Tellingly, when I use the same approach to instantiate an object not inside a class, everything works just smoothly.

void varnt() {
    int i = 42;
    auto o = overloaded( [&](as&) {cout << i << "as"; } );
}

Any advice, explaination or hint at some workarounds will be enormously appreciated.

Thank you.

Answer 1

You cannot have a member variable which is not of some specific type which is what you're trying to do in phil_t, as overloaded refers to a template and not a type.

class phil_t;

auto make_overloaded(phil_t& pt) {
    return  overloaded { [&](auto & x) { /* do something with x */ } };
}

class phil_t {
    int i;
    decltype(make_overloaded(std::declval<phil_t&>())) o = make_overloaded(*this);  // <-- HERE
};

Live example here.

The problem with this code is that you want to use phil_t in your lambda, so you can't use my approach because phil_t is incomplete when make_overload is called.

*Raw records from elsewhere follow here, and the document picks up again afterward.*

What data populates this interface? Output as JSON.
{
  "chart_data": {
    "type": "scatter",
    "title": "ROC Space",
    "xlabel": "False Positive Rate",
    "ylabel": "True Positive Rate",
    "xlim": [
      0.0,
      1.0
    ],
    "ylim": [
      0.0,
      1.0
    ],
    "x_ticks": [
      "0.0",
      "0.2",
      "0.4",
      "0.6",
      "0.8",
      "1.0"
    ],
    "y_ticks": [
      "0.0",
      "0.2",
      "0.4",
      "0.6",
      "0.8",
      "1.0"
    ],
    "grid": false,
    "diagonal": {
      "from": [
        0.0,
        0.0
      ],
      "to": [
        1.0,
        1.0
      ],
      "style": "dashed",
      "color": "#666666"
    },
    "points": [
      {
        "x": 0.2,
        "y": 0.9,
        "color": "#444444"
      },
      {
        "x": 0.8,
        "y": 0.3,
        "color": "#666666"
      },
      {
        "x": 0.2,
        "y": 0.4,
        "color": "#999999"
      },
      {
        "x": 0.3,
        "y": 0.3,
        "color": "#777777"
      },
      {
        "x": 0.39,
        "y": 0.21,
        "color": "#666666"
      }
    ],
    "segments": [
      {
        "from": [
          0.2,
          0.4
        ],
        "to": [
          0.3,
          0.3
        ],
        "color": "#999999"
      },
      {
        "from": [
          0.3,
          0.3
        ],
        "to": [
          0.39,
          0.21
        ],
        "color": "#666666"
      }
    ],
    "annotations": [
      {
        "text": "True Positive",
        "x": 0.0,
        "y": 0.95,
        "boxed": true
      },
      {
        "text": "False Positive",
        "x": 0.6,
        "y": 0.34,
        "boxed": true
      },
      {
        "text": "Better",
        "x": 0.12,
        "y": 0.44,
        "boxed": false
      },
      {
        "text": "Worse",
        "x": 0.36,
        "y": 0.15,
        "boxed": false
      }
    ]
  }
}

Thanks to @Evg: here's a solution using type erasure that works better than the code above:

#include <iostream>
#include <any>

template<class ...Ts>
struct overloaded : Ts... {
    using Ts::operator()...;
    constexpr overloaded(Ts... ts) : Ts(ts)... {}
};

struct as1 {};
struct as2 {};

class phil_t {
private:
    auto make_overloaded() {
        return overloaded{
            [&](as1& x) { std::cout << "1: " << i << std::endl; },
            [&](as2& x) { std::cout << "2: " << i << std::endl; }
        };
    }

public:
    phil_t() : o(make_overloaded()) {}

    template<class As>
    void foo(As as) {
        std::any_cast<decltype(make_overloaded())>(o)(as);
    }

private:
    int i = 42;
    std::any o;
};

int main() {
    phil_t p;
    p.foo(as1{});
    p.foo(as2{});
}

All credits of this second snippet go to @Evg !

Live example here.